На фоне таких философствований сокращение сроков изготовления отчётов представлялось несущественной ерундой. Всё это так, но хотелось чего-то ещё. И потом: сорок лет, а для всех он остался просто Митей. Нет, молодые зовут его по имени-отчеству, но кто-то с годами становится Иваном Ивановичем, а кто-то навсегда остаётся Ваней. В чём разница? А в отношении окружающих: Ивана Ивановича слушают даже тогда, когда он несёт вздор, Ваню постоянно перебивают, стараются перекричать. А вообще-то, наплевать. Но что же всё-таки мучит?
Умерла мама. Она долго болела, много лежала, стала грузной, ей было трудно ходить. Ухаживала за ней Танька. В Мите давно не осталось обид. Всё превратилось в мелкую труху и высыпалось по дороге без остатка. А на первый план вышло то, что она его вырастила, что она мало чего хорошего видела в своей жизни. Ведь это безрадостно – долго жить с единственной мыслью, как дотянуть до получки, иметь маленькое хозяйство и скоротать весь свой век в коммунальной квартире. Имела она возможность прожить по-другому или ей так на роду написано?
Олег Минервин вырулил на кресло заместителя директора института. Митя по старой дружбе был с ним с глазу на глаз на «ты». И это не укрылось от чужих ушей. Было интересно наблюдать, как люди, которые до переселения Олега Александровича в новый кабинет, Митю не замечали, теперь подчёркнуто вежливо с ним раскланивались, а мелкие угодники пытались даже льстить и нравиться простому научному сотруднику.
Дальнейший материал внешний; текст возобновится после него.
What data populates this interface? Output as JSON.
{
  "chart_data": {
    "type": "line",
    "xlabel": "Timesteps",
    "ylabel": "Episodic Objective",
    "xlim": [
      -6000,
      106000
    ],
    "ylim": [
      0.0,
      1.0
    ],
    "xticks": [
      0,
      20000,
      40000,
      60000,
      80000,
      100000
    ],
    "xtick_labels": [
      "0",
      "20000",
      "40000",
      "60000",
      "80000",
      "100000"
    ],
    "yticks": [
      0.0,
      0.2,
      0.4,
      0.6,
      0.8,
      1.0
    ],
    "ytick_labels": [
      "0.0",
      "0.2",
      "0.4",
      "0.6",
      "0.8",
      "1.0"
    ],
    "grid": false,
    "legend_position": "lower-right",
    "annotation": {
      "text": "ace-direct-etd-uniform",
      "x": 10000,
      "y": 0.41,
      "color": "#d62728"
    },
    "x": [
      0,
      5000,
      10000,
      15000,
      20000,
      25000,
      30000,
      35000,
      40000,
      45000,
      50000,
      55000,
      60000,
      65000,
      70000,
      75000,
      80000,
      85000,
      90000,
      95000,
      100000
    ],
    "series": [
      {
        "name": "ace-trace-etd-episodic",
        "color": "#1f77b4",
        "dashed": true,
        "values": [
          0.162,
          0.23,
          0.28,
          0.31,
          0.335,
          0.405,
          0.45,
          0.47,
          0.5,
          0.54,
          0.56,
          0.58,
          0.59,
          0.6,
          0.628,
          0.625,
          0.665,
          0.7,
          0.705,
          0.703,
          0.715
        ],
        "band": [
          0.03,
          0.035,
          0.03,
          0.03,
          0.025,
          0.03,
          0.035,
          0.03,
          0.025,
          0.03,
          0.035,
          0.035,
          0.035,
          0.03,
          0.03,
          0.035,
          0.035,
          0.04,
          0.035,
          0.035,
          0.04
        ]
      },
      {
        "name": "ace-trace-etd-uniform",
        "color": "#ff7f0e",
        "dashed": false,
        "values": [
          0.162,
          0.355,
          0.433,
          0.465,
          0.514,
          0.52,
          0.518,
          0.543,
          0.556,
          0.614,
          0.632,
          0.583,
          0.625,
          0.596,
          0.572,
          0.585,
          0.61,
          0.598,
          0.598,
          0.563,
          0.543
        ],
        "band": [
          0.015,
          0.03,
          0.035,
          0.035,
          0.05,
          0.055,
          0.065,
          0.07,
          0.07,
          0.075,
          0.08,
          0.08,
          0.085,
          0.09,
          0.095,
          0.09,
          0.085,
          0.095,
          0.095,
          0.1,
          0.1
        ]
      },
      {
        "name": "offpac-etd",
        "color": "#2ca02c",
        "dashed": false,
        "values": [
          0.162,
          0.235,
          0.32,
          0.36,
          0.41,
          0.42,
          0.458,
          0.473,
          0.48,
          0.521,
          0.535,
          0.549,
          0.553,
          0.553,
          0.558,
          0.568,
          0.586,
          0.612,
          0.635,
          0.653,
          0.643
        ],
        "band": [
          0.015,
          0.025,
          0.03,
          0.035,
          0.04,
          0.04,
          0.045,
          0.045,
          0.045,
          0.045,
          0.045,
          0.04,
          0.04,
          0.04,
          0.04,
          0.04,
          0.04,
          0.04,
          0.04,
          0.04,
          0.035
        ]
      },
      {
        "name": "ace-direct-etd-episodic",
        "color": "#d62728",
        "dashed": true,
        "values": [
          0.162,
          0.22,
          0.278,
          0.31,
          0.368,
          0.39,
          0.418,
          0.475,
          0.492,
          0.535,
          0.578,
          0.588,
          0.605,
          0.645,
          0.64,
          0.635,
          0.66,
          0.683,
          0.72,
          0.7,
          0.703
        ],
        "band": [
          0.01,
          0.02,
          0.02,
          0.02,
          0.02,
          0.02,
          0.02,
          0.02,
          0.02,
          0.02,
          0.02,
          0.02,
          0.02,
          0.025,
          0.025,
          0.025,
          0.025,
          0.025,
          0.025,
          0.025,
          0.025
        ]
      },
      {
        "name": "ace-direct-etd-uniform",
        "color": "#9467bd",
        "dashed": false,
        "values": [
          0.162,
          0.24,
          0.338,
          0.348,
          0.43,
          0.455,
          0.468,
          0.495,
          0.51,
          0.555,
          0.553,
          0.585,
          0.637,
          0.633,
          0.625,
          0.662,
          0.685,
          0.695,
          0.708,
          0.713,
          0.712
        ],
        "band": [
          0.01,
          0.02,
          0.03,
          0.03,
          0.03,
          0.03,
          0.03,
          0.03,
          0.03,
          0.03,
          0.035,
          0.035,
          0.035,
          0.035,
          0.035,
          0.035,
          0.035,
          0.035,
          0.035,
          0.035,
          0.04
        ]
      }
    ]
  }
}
Между прочим, сам Олег с подобной публикой держался холодно.
Сперва появилось слово «консенсус», а чуть позже случилось небывалое: разрешили частное предпринимательство. Такого никто не ожидал. Экономику исправлять как-то надо, но, чтобы вот так… Декорации менялись при поднятом занавесе. И стало с людьми что-то происходить. Оттого ли, что совсем опустели магазины, оттого ли, что вельможных старцев на самом деле принялись отправлять на пенсию, или ещё из-за чего, но инертный, податливый, вздрагивающий от всякого прикосновения, кисель, называющийся народом, вдруг ожил, стал говорить, стал интересоваться. Слабо поверилось в будущее. Однако и изъеденная язвами старина сдаваться не спешила.
Радио и газеты бубнили: «Самоокупаемость…», «Хозрасчёт…», «Бригадный подряд…», «Пропасть между словом и делом…» Надвигалась дата – тысячелетие Крещения Руси. Вокруг юбилея запузырился патриотизм – сегодня и древность соединились. Древность представлялась героической, безупречной. Людей увлёк не тот книжный патриотизм, который столько лет прививался насильно, а свой собственный, своими мозгами осмысленный, своим сердцем принятый. Но не все мозги справились с непривычной работой. Нетренированные, не поняв, что к чему, но задетые общим поветрием, моментально вляпались в национализм. Что делать? Палка о двух концах.
«Открытость…», «Гласность…», «Закон о государственном предприятии», «Семейный подряд», «Народ, в конце концов, во всём разберётся…» В толстых журналах начали печатать произведения, о которых простые читатели раньше только слышали. Жить становилось веселее.
– А я взял отпуск и подрабатываю в Свято-Даниловом монастыре. Ты в курсе, что его восстанавливают? – спросил Андрей, щурясь от весеннего солнца.
Митя знал, что к тысячелетию Крещения Руси этот монастырь ударными темпами реставрировали и собирались устроить в нём резиденцию главы православной церкви.
– Там приятель мой работает, он потомственный гальванщик. Династия. Сейчас мы с ним басму делаем. Знаешь, что это такое?
– Не-а.
– Это такие тонкие медные ленты, на них шаблоном набивается рельефный рисунок – веточки там разные, листочки. Потом ленты несколько раз серебрят, а сверху покрывают золотом. Ими оббивают иконостас и разные деревянные детали.
– Слушай, я тоже хочу басму делать. А? Я за бесплатно…
Новое необычное время. Не то, которое сегодня, а то, которое ждёшь, которое вот-вот наступит. Его ещё нет, а ты торопишь его. В этом состоянии, очень похожем на лёгкое опьянение, хотелось поучаствовать в небудничных делах. Хотелось оставить в истории какую-нибудь свою метку. Пусть маленькую, медную, но свою.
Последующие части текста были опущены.